Congenital Adrenal Hyperplasia and Ehlers-Danlos Syndrome

Abstract

Congenital adrenal hyperplasia (CAH) secondary to 21-hydroxylase deficiency is an autosomal recessive disorder. The 21-hydroxylase enzyme P450c21 is encoded by the CYP21A2 gene located on chromosome 6p21.33 within the HLA major histocompatibility complex. This locus also contains the CYP21A1P, a non-functional pseudogene, that is highly homologous to the CYP21A2 gene. Other duplicated genes are C4A and C4B, that encode two isoforms of complement factor C4, the RP1 gene that encodes a serine/threonine protein kinase, and the TNXB gene that, encodes the extracellular matrix glycoprotein tenascin-X (TNX). TNX plays a role in collagen deposition by dermal fibroblasts and is expressed in the dermis of the skin and the connective tissue of the heart and skeletal muscle. During meiosis, misalignment may occur producing large gene deletions or gene conversion events resulting in chimeric genes. Chimeric recombination may occur between TNXB and TNXA. Three TNXA/TNXB chimeras have been described that differ in the junction site (CH1 to CH3) and result in a contiguous CYP21A2 and TNXB gene deletion, causing CAH-X syndrome. TNXB deficiency is associated with Ehlers Danlos syndrome (EDS). EDS comprises a clinically and genetically heterogeneous group of connective tissue disorders. As molecular analysis of the TNXB gene is challenging, the TNX-deficient type EDS is probably underdiagnosed. In this minireview, we will address the different strategies of molecular analysis of the TNXB-gene, as well as copy number variations and genetic status of TNXB in different cohorts. Furthermore, clinical features of EDS and clinical recommendations for long-term follow-up are discussed.

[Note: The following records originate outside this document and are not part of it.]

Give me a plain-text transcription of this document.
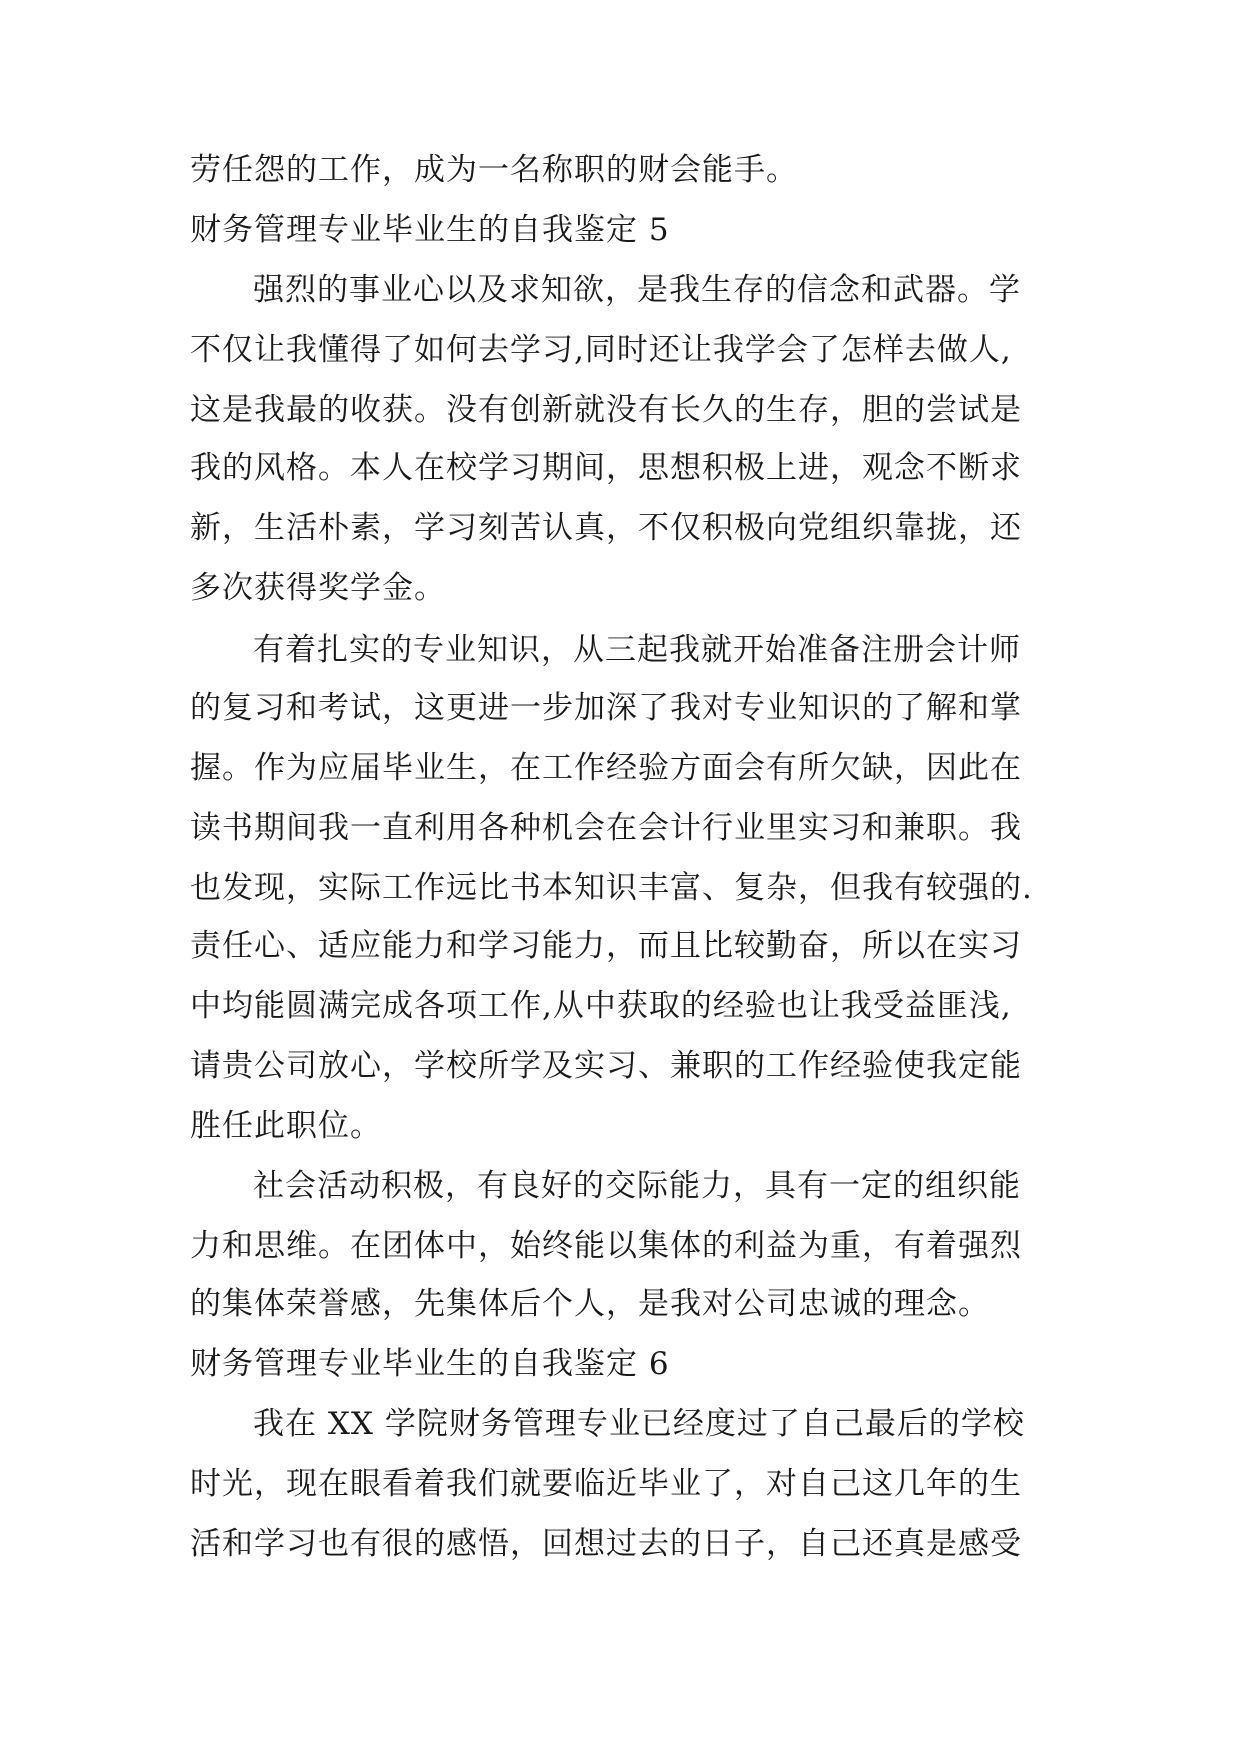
劳任怨的工作，成为一名称职的财会能手。
财务管理专业毕业生的自我鉴定 5
强烈的事业心以及求知欲，是我生存的信念和武器。学
不仅让我懂得了如何去学习,同时还让我学会了怎样去做人,
这是我最的收获。没有创新就没有长久的生存，胆的尝试是
我的风格。本人在校学习期间，思想积极上进，观念不断求
新，生活朴素，学习刻苦认真，不仅积极向党组织靠拢，还
多次获得奖学金。
有着扎实的专业知识，从三起我就开始准备注册会计师
的复习和考试，这更进一步加深了我对专业知识的了解和掌
握。作为应届毕业生，在工作经验方面会有所欠缺，因此在
读书期间我一直利用各种机会在会计行业里实习和兼职。我
也发现，实际工作远比书本知识丰富、复杂，但我有较强的.
责任心、适应能力和学习能力，而且比较勤奋，所以在实习
中均能圆满完成各项工作,从中获取的经验也让我受益匪浅,
请贵公司放心，学校所学及实习、兼职的工作经验使我定能
胜任此职位。
社会活动积极，有良好的交际能力，具有一定的组织能
力和思维。在团体中，始终能以集体的利益为重，有着强烈
的集体荣誉感，先集体后个人，是我对公司忠诚的理念。
财务管理专业毕业生的自我鉴定 6
我在 XX 学院财务管理专业已经度过了自己最后的学校
时光，现在眼看着我们就要临近毕业了，对自己这几年的生
活和学习也有很的感悟，回想过去的日子，自己还真是感受
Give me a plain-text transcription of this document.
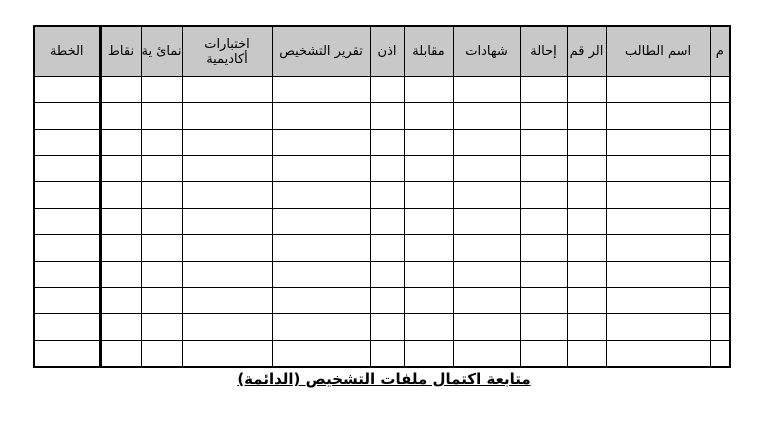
م	اسم الطالب	الر قم	إحالة	شهادات	مقابلة	اذن	تقرير التشخيص	اختبارات أكاديمية	نمائ ية	نقاط	الخطة

متابعة اكتمال ملفات التشخيص (الدائمة)
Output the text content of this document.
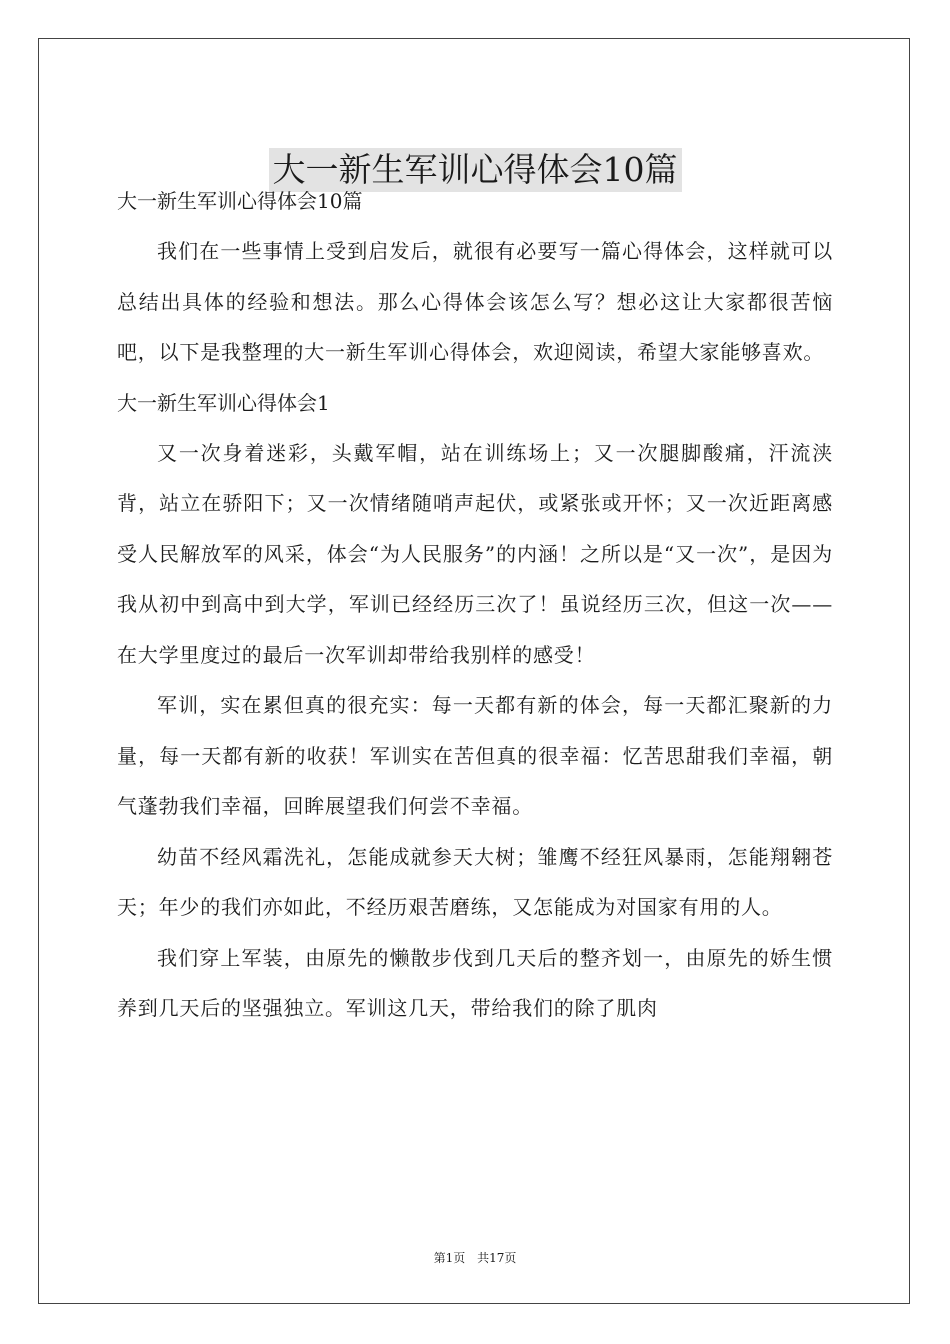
大一新生军训心得体会10篇

大一新生军训心得体会10篇

我们在一些事情上受到启发后，就很有必要写一篇心得体会，这样就可以总结出具体的经验和想法。那么心得体会该怎么写？想必这让大家都很苦恼吧，以下是我整理的大一新生军训心得体会，欢迎阅读，希望大家能够喜欢。

大一新生军训心得体会1

又一次身着迷彩，头戴军帽，站在训练场上；又一次腿脚酸痛，汗流浃背，站立在骄阳下；又一次情绪随哨声起伏，或紧张或开怀；又一次近距离感受人民解放军的风采，体会“为人民服务”的内涵！之所以是“又一次”，是因为我从初中到高中到大学，军训已经经历三次了！虽说经历三次，但这一次——在大学里度过的最后一次军训却带给我别样的感受！

军训，实在累但真的很充实：每一天都有新的体会，每一天都汇聚新的力量，每一天都有新的收获！军训实在苦但真的很幸福：忆苦思甜我们幸福，朝气蓬勃我们幸福，回眸展望我们何尝不幸福。

幼苗不经风霜洗礼，怎能成就参天大树；雏鹰不经狂风暴雨，怎能翔翱苍天；年少的我们亦如此，不经历艰苦磨练，又怎能成为对国家有用的人。

我们穿上军装，由原先的懒散步伐到几天后的整齐划一，由原先的娇生惯养到几天后的坚强独立。军训这几天，带给我们的除了肌肉

第1页 共17页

Keywords: CAH-X; CYP21A2; Ehlers-Danlos Syndrome; TNXB; congenital adrenal hyperplasia.

Figure 1

Genomic organization of the CYP21 locus on chromosome 6p21.1-21.3: The functional CYP21A2 gene and its non-functional CYP21A1P pseudogene are arranged in tandem repeat with the two C4 genes that encode factor four of the complement system, the serine–threonine nuclear protein kinase active gene RP1 (STK19) and a truncated pseudogene RP2 (STK19P). The functional TNXB and the TNXA pseudogene are located on the complement strand. Schematic representation of a 30-kb deletion as a result of unequal crossover during meiosis and the formation of the three described TNXA/TNXB chimeras (CH1, CH2 and CH3), which differ in the junction site. CH1 is characterized by a 120-bp deletion in exon and intron 35 carried over from TNXA pseudogene sequences. CH2 lacks this deletion but contains a pseudogene-derived variant c.12174C>G (p.Cys4058Trp) in TNXB exon 40. CH3 is characterized by the presence of any variant of a cluster of three pseudogene-derived variants (exon 41: c.12218G>A, p.Arg4073His; exon 43: c.12514G>A, p.Asp4172Asn and c.12524G>A, p.Ser4175Asn). These three pseudogene-derived variants do not always co-segregate in the three chimeras. TNXB gene exons are represented in cyan and TNXA gene exons in purple. The red arrow indicates a 120-bp deletion in exon 35 and grey arrows indicate different pseudogene-derived variants. CH1: TNXA/TNXB chimera 1. CH2: TNXA/TNXB chimera 2. CH3: TNXA/TNXB chimera 3.

Figure 2

Clinical evaluation of CAH-X Syndrome patients: (A) Generalized joint hypermobility Beighton score: 1) fifth finger extension test, 2) wrist flexion thumb abduction test, 3) elbow extension test, 4) trunk and hip flexion test, and 5) knee extension test. (B) Skin extensibility can be measured by lifting the cutaneous and subcutaneous layers of the skin and is considered hyperextensible if it can be stretched over 1.5 cm at the forearm and the dorsum of hands, and 3 cm for neck, elbow, and knees. Photographs shown belong to a biallelic CAH-X patient (compound heterozygous for CH1 and CH2).